Companies included Kent Wildlife Trust, Bugs Life, National Highways, Network Rail as well as Kent County Council, Dartford Borough Council and Ebbsfleet Development Corporation.
LRCH has also been told to pay costs to Merlin Entertainments, a rival theme park operator behind the likes of Chessington World of Adventures and Thorpe Park who had opposed the plans.
However reports suggest the companies owed money are unlikely to be recompensed.

A previous map and statement released by LRCH showed how the park would have been split into different themed areas, taking visitors from the medieval period to the 23rd century
LRCH, faced with administration in March 2023 after becoming swamped in debts totalling £100m, continued to cling to life by ushering in a Company Voluntary Arrangement (CVA) – a legal device allowing new terms to be struck with those to whom it owed money.
Whilst convincing a majority of creditors to agree to the terms – which would have seen them issued shares in the company – Hollywood movie studio Paramount disagreed with the deal.
It vowed to take the case to the High Court, claiming LRCH had broken its terms of contract and owed it some £14m.
Last month, an insolvency judge in the High Court found there were at least three ‘serious and irremediable’ breaches by LRCH of its agreement to pay creditors including Paramount, which had originally agreed to lend its name and IP rights before later reneging.
The American firm told the court in October that LRCH had not adhered to its obligations under the CVA and was due for showdown in the High Court in April.
That case, which had put all plans for London Resort on hold, will no longer take place.
It marks a bitter denouement to the relationship between LRCH and Paramount, which had originally seen a deal struck for the project to be known as Paramount Park.
The naming rights deal was scrapped in 2017 two years before the IP deal was agreed.

The Swanscombe Peninsula, Kent (pictured above) was designated a site of special scientific interest in 2021
However, those close to the scheme say the LRCH cupboard is now ‘bare’, and that those owed money by the ambitious scheme are unlikely ever to be paid.
Liquidation will see a team of specialists appointed to identify property or assets it can liquify in order to pay back some of the money, though this is unlikely to get anywhere close to the total owed.
Last year, the land earmarked for the theme park and the company which owns the land, Swanscombe Development LLP, were both put up for sale
The land is made up of the former Swanscombe Cement Works, which was shut down in 1994.

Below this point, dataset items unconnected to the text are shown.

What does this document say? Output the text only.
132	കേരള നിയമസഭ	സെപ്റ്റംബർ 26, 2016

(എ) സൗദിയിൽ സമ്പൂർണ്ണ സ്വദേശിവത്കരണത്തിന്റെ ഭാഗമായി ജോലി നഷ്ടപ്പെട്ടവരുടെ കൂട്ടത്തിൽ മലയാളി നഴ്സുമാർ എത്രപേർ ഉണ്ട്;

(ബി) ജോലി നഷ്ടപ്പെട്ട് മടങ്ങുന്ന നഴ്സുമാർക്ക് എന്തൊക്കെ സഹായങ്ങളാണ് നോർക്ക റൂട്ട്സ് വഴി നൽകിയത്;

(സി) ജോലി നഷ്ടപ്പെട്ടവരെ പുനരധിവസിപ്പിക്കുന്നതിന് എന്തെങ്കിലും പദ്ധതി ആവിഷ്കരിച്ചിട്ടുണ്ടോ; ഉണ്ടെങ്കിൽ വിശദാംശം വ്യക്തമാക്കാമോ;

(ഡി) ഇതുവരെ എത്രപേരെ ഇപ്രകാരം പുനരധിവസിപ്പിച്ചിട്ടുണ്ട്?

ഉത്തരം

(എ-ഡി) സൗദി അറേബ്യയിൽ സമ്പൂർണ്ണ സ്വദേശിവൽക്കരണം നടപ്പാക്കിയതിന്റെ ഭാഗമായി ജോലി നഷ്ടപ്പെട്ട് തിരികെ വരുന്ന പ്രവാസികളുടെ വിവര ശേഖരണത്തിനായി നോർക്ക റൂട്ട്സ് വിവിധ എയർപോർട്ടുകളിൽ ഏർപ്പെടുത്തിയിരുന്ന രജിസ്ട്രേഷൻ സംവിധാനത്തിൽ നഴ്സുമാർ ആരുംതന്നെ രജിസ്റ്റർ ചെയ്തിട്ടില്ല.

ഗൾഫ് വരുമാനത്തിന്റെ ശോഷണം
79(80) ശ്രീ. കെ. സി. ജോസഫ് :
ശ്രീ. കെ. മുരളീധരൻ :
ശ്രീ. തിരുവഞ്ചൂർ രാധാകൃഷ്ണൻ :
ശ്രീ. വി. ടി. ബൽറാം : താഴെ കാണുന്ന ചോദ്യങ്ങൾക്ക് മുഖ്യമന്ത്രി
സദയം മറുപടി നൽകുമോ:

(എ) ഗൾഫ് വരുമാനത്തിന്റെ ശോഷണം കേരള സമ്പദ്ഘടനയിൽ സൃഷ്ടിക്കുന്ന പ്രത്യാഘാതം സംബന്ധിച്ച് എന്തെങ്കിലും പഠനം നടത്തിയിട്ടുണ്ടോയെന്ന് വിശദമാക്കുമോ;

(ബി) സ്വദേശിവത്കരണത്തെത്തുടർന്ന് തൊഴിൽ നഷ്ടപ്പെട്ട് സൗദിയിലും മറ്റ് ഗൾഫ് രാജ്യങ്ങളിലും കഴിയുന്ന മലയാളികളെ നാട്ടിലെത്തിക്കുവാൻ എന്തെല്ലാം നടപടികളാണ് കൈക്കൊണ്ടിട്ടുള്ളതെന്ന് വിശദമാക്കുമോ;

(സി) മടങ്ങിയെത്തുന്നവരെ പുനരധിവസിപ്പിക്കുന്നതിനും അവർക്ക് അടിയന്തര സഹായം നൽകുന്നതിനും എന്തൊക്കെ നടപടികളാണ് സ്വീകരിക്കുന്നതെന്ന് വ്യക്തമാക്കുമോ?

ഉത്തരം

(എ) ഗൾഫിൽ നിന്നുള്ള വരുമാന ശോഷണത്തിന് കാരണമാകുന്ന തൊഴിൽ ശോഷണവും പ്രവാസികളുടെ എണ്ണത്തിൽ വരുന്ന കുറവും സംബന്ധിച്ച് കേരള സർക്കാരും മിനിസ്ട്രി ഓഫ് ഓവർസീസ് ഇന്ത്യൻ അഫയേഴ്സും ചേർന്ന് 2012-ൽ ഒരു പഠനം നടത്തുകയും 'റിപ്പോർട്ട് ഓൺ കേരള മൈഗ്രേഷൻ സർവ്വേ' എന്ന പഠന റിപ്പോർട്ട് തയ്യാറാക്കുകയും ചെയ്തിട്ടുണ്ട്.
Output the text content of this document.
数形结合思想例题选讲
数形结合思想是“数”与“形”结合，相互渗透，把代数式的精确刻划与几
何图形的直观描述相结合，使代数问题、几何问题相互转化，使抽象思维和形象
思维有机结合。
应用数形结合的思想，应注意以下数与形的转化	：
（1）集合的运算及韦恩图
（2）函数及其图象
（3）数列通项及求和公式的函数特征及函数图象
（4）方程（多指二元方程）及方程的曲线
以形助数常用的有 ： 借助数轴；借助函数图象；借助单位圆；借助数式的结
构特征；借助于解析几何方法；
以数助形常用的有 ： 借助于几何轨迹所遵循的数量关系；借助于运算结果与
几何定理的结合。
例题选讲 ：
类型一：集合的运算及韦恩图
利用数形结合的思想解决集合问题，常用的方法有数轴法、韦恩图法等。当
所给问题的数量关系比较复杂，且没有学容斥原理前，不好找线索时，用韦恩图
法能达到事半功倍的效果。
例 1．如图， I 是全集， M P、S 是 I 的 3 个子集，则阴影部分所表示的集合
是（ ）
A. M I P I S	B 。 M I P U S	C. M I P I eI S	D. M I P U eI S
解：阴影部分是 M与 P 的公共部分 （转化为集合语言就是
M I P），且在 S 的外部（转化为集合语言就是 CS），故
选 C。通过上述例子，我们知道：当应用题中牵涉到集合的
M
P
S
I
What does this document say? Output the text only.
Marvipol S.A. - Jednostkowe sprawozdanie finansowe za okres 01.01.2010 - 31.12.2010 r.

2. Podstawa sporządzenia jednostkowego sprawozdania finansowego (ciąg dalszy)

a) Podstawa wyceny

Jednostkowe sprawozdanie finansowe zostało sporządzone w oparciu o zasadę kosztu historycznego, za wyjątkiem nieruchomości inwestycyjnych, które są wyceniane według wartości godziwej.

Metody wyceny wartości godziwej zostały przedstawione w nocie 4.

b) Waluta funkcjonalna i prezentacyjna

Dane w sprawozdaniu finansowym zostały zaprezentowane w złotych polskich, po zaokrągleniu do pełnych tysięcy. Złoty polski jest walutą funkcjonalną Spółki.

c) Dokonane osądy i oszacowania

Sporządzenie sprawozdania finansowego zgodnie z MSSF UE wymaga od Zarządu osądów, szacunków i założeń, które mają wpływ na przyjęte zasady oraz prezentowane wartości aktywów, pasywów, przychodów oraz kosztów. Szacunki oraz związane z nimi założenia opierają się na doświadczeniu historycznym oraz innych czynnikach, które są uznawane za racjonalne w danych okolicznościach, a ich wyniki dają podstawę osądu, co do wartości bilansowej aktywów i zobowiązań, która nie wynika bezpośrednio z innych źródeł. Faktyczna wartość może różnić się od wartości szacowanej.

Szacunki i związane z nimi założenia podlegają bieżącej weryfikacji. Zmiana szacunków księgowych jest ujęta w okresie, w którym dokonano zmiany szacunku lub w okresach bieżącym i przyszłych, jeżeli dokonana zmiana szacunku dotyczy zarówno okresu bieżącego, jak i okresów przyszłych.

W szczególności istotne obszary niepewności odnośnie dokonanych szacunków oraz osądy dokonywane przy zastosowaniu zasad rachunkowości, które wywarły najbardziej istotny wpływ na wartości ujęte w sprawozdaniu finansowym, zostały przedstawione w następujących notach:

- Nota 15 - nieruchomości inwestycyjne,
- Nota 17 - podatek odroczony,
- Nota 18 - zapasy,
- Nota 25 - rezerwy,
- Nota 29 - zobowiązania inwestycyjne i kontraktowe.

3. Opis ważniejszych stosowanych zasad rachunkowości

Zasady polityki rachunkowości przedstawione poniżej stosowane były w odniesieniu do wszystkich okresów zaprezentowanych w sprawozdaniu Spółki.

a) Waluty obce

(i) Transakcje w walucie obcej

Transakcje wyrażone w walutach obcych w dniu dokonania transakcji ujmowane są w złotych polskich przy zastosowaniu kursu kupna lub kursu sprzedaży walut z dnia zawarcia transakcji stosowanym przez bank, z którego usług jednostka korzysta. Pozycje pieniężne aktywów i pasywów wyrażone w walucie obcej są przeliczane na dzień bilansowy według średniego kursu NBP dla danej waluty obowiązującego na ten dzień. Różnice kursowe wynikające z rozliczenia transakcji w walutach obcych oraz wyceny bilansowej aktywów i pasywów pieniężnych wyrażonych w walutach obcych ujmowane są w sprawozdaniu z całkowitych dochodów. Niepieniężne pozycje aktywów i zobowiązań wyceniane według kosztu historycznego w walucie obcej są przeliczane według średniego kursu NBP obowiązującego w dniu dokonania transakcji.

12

The London Resort would have been the first European development of its kind to be built from scratch since the opening of Disneyland Paris in 1992.
The success of Disneyland Paris is a testament to the impact that a global theme park can have on the economy.
Over 3,500 hotel rooms were set to be created alongside two ferry terminals – one each side of the River Thames.
Politicians and local councils were optimistic about the project, hoping that the resort would bring more than 30,000 jobs – while jump-starting the economies of nearby Gravesend and Dartford.
A report on the economic contribution of Disneyland Paris found that the attraction added €68billion (£60billion) to the French economy in the 25 years since opening.